A man is complaining he has no friends because his wife has squeezed them out of his life. Apparently Christopher Middleton sank from having a “merry crew” of mates to sitting alone with a beer watching recorded sport on TV.
In his column “Mates? Most married men waved our best friends goodbye years ago” this weekend, he cited a report by charity organisation Relate that about 4.7 million Britons report not having a best friend. In Middleton's case, he claims to come to this unhappy circumstance because his wife has removed their names from the “family address book” and replaced them with friends more to her own taste, usually couples or single women. Supposedly, this is why not only him, but many men, don't have besties.
Really? If you find yourself identifying with this man, there are probably a few other reasons people may not want to spend time with you.
1. You blame your wife for things that aren’t her fault. True, it is way easier than taking responsibility. But it also seems like a simplistic way to avoid your own shortcomings. For example ...
2. … You complain too much. There is nothing not good about sitting on the couch with a beer watching TV.
3. You don't stick up for your friends. If your wife is so domineering/jealous/manipulative – or any of the other negative inferences there are to be had in an article that accuses women of being the main reason you're a sad loser with no friends – then you really should have fought harder for your buddies. It seems they're all you've got.
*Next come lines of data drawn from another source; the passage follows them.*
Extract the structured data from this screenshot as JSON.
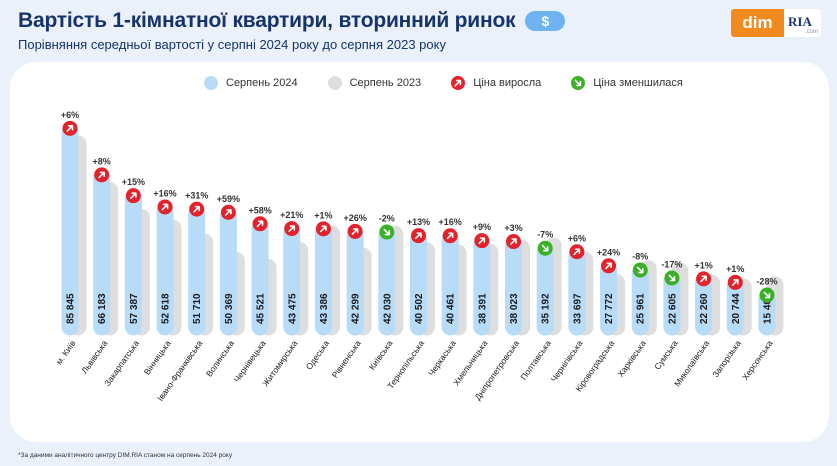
{
  "header": {
    "title": "Вартість 1-кімнатної квартири, вторинний ринок",
    "currency_symbol": "$",
    "subtitle": "Порівняння середньої вартості у серпні 2024 року до серпня 2023 року"
  },
  "logo": {
    "dim": "dim",
    "ria": "RIA",
    "ria_suffix": ".com"
  },
  "legend": {
    "current": "Серпень 2024",
    "previous": "Серпень 2023",
    "up": "Ціна виросла",
    "down": "Ціна зменшилася"
  },
  "colors": {
    "title": "#16336b",
    "current_bar": "#b8dbf8",
    "previous_bar": "#dedede",
    "up_icon": "#e3232c",
    "down_icon": "#3caf28",
    "logo_orange": "#f28b1f",
    "currency_pill": "#6fb2f0"
  },
  "chart_data": {
    "type": "bar",
    "title": "Вартість 1-кімнатної квартири, вторинний ринок",
    "subtitle": "Порівняння середньої вартості у серпні 2024 року до серпня 2023 року",
    "unit": "$",
    "categories": [
      "м. Київ",
      "Львівська",
      "Закарпатська",
      "Вінницька",
      "Івано-Франківська",
      "Волинська",
      "Чернівецька",
      "Житомирська",
      "Одеська",
      "Рівненська",
      "Київська",
      "Тернопільська",
      "Черкаська",
      "Хмельницька",
      "Дніпропетровська",
      "Полтавська",
      "Чернігівська",
      "Кіровоградська",
      "Харківська",
      "Сумська",
      "Миколаївська",
      "Запорізька",
      "Херсонська"
    ],
    "series": [
      {
        "name": "Серпень 2024",
        "values": [
          85845,
          66183,
          57387,
          52618,
          51710,
          50369,
          45521,
          43475,
          43386,
          42299,
          42030,
          40502,
          40461,
          38391,
          38023,
          35192,
          33697,
          27772,
          25961,
          22605,
          22260,
          20744,
          15400
        ],
        "labels": [
          "85 845",
          "66 183",
          "57 387",
          "52 618",
          "51 710",
          "50 369",
          "45 521",
          "43 475",
          "43 386",
          "42 299",
          "42 030",
          "40 502",
          "40 461",
          "38 391",
          "38 023",
          "35 192",
          "33 697",
          "27 772",
          "25 961",
          "22 605",
          "22 260",
          "20 744",
          "15 400"
        ]
      },
      {
        "name": "Серпень 2023",
        "values": [
          80986,
          61281,
          49902,
          45360,
          39473,
          31679,
          28811,
          35930,
          42956,
          33571,
          42888,
          35843,
          34880,
          35221,
          36916,
          37841,
          31790,
          22397,
          28219,
          27235,
          22040,
          20539,
          21389
        ]
      }
    ],
    "changes": [
      "+6%",
      "+8%",
      "+15%",
      "+16%",
      "+31%",
      "+59%",
      "+58%",
      "+21%",
      "+1%",
      "+26%",
      "-2%",
      "+13%",
      "+16%",
      "+9%",
      "+3%",
      "-7%",
      "+6%",
      "+24%",
      "-8%",
      "-17%",
      "+1%",
      "+1%",
      "-28%"
    ],
    "directions": [
      "up",
      "up",
      "up",
      "up",
      "up",
      "up",
      "up",
      "up",
      "up",
      "up",
      "down",
      "up",
      "up",
      "up",
      "up",
      "down",
      "up",
      "up",
      "down",
      "down",
      "up",
      "up",
      "down"
    ],
    "ylim": [
      0,
      90000
    ],
    "grid": false,
    "legend_position": "top"
  },
  "footnote": "*За даними аналітичного центру DIM.RIA станом на серпень 2024 року"
}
4. You assume the secret to women’s friendships is time spent together criticising their husbands. Even on the rare occasions your wife manages to put down her pencil and eraser and step away from the "family address book", she will probably have lots to talk about with her friends besides you. Perhaps since she is married to a man who sits around at home complaining about doing nothing, she may spend some time lamenting her husband who sits around at home doing nothing. She and her mates will probably also talk about federal politics, their jobs, their children, Sydney house prices and Game of Thrones, because, well, it's 2014.
5. You use a "family address book".
Maintaining friendships is difficult, regardless of gender, especially once you’re in a long-term relationship, working and possibly trying to wrangle a couple of children.
For me, having friendships that are my own help me feel like I’m living my life instead of drowning in the mundane bits of it. Keeping them going takes time and effort, for example, a chain of 28 emails in the weeks leading up to a dinner out, and a flurry of text messages on the night. That doesn’t even include the juggling of child-rearing responsibilities between me and my husband.
Indeed, the precision planning that’s required to ensure one grown-up can leave the house at 7pm may be enough to lure many into a funk of lonely couch-sitting but, in the end, hanging out with friends makes most people happy, which – in turn – feeds into the success of a long-term relationship.
If you have time to moan about your lack of mates, you probably have time to track down their emails and invite a couple of them out for a meal.